Today, the Opportunity Foundation of Central Oregon is a thriving nonprofit organization with 350 employees and a $6.8 million annual budget.  It provides homes, jobs in retail, manufacturing, and business services that are specially tailored for developmentally disabled clients in Jefferson, Crook and Deschutes counties.

"Work is key to developing personal responsibility and pride.  With that paycheck, the people here can make their own budgets, pay bills, set goals and realize dreams, like going on vacation to Disneyland," says the Resource Developer for the Opportunity Foundation.

In addition to the three thrift stores, the Opportunity Foundation operates 8 group homes, an archipelago of assembly and packaging programs in Redmond, Bend, and Madras, a custodial services company, a wood mill, an ecycling program for electronic equipment, and a program providing alternatives to employment for people with disabilities.

Darrel Wilson, Executive Director states "Our story is your story.  We are all fellow travelers on life's path.  Disability is a fundamental part of all our lives.  Sooner or later, almost every person will experience disability in very personal ways."
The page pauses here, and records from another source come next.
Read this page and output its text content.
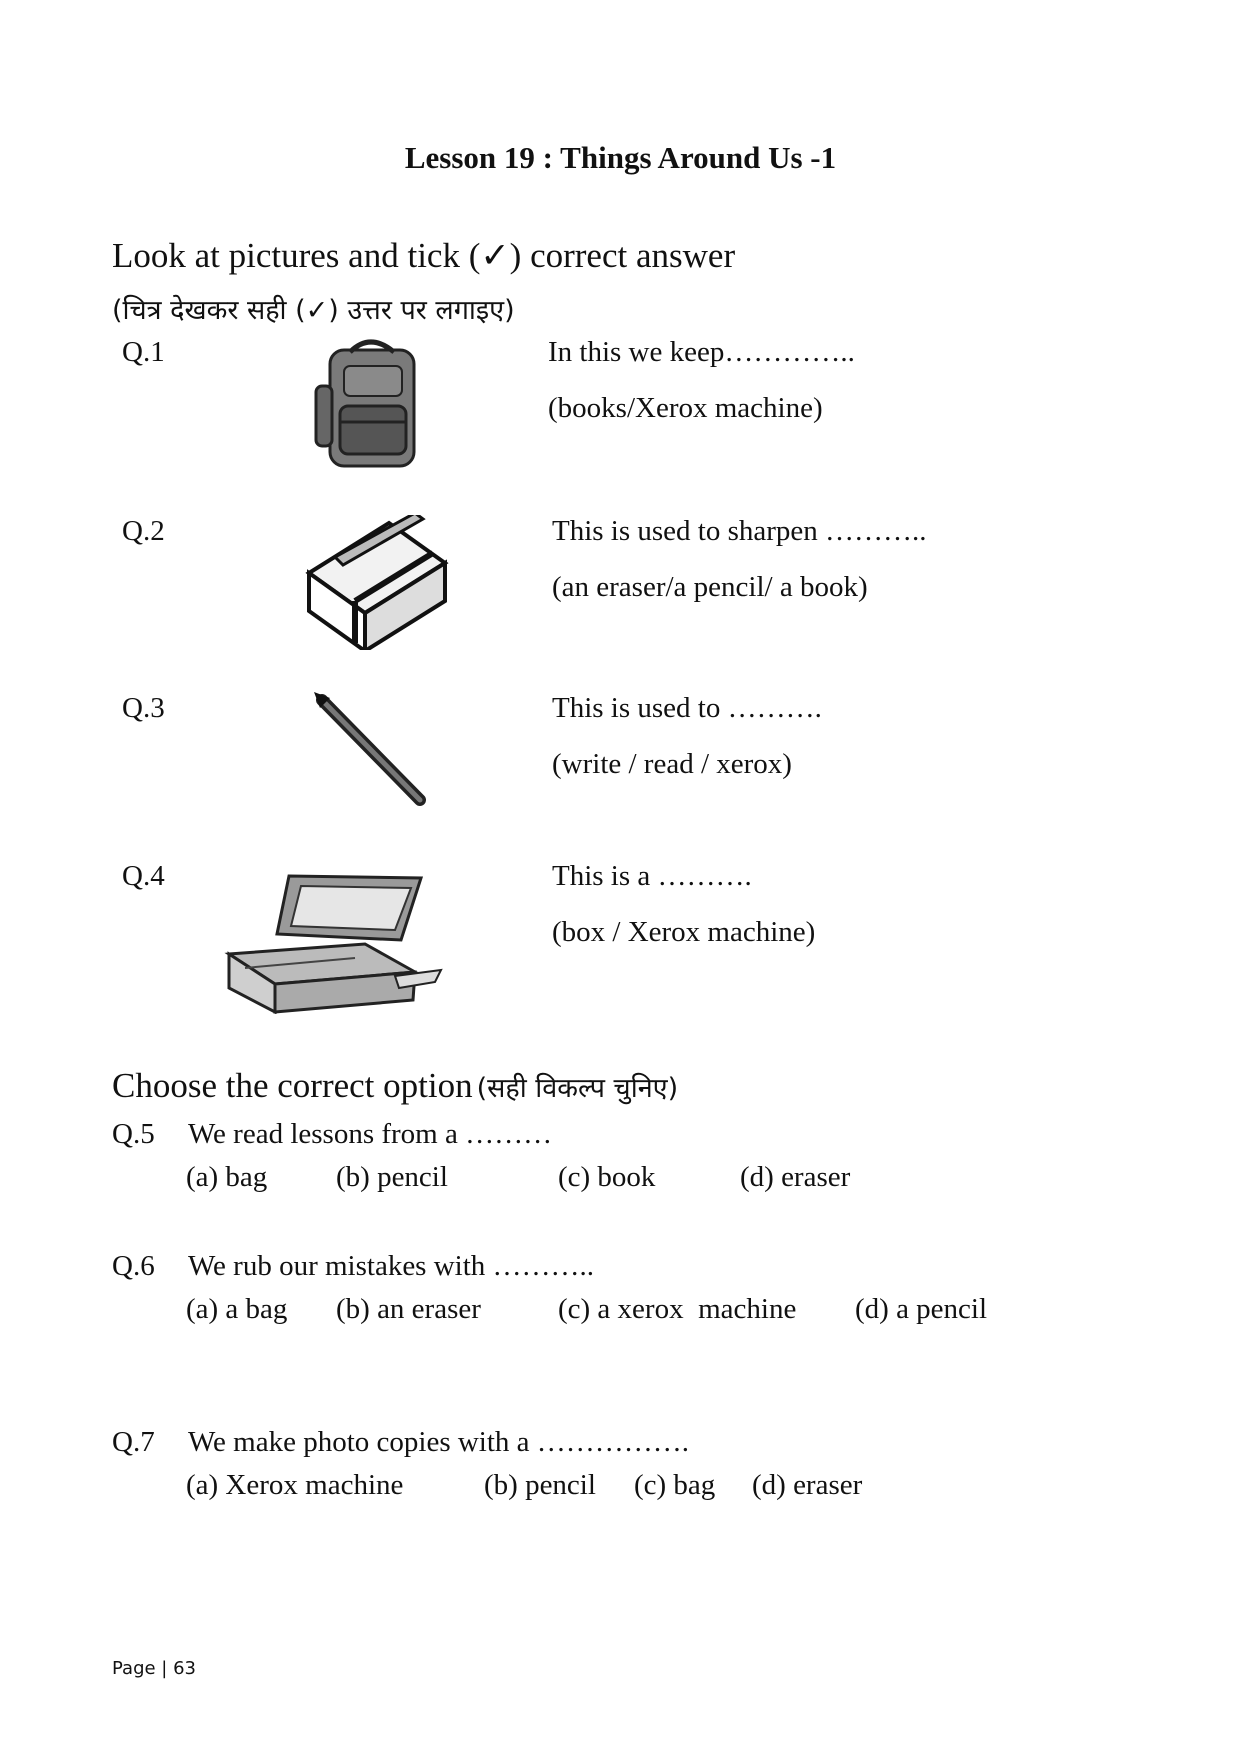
Lesson 19 : Things Around Us -1
Look at pictures and tick (✓) correct answer
(चित्र देखकर सही (✓) उत्तर पर लगाइए)
Q.1	In this we keep…………..
(books/Xerox machine)
Q.2	This is used to sharpen ………..
(an eraser/a pencil/ a book)
Q.3	This is used to ……….
(write / read / xerox)
Q.4	This is a ……….
(box / Xerox machine)
Choose the correct option (सही विकल्प चुनिए)
Q.5 We read lessons from a ………
(a) bag (b) pencil	(c) book	(d) eraser
Q.6 We rub our mistakes with ………..
(a) a bag (b) an eraser	(c) a xerox  machine (d) a pencil
Q.7 We make photo copies with a …………….
(a) Xerox machine	(b) pencil (c) bag (d) eraser
Page | 63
Wilson says "It is time to rethink disability, to resist stumbling into pity and shock".

"Pity is itself disabling for you, me, and for the person with the disability.  Pity pushes away.  It shuts down communication and creativity.  People with disabilities do not want our pity - they want our respect.

"When we focus on a person's limitations, we miss what they can do.  The real question is not what a person cannot do, but rather what they can do, with or without support, to reach their potential.

"The paradox is that through personal experience with disability, we grow to be more compassionate, more caring and loving.  Ti is time to rethink disability, to recognize it as something that connects us with the most important parts of life.  It doesn't get any better than that."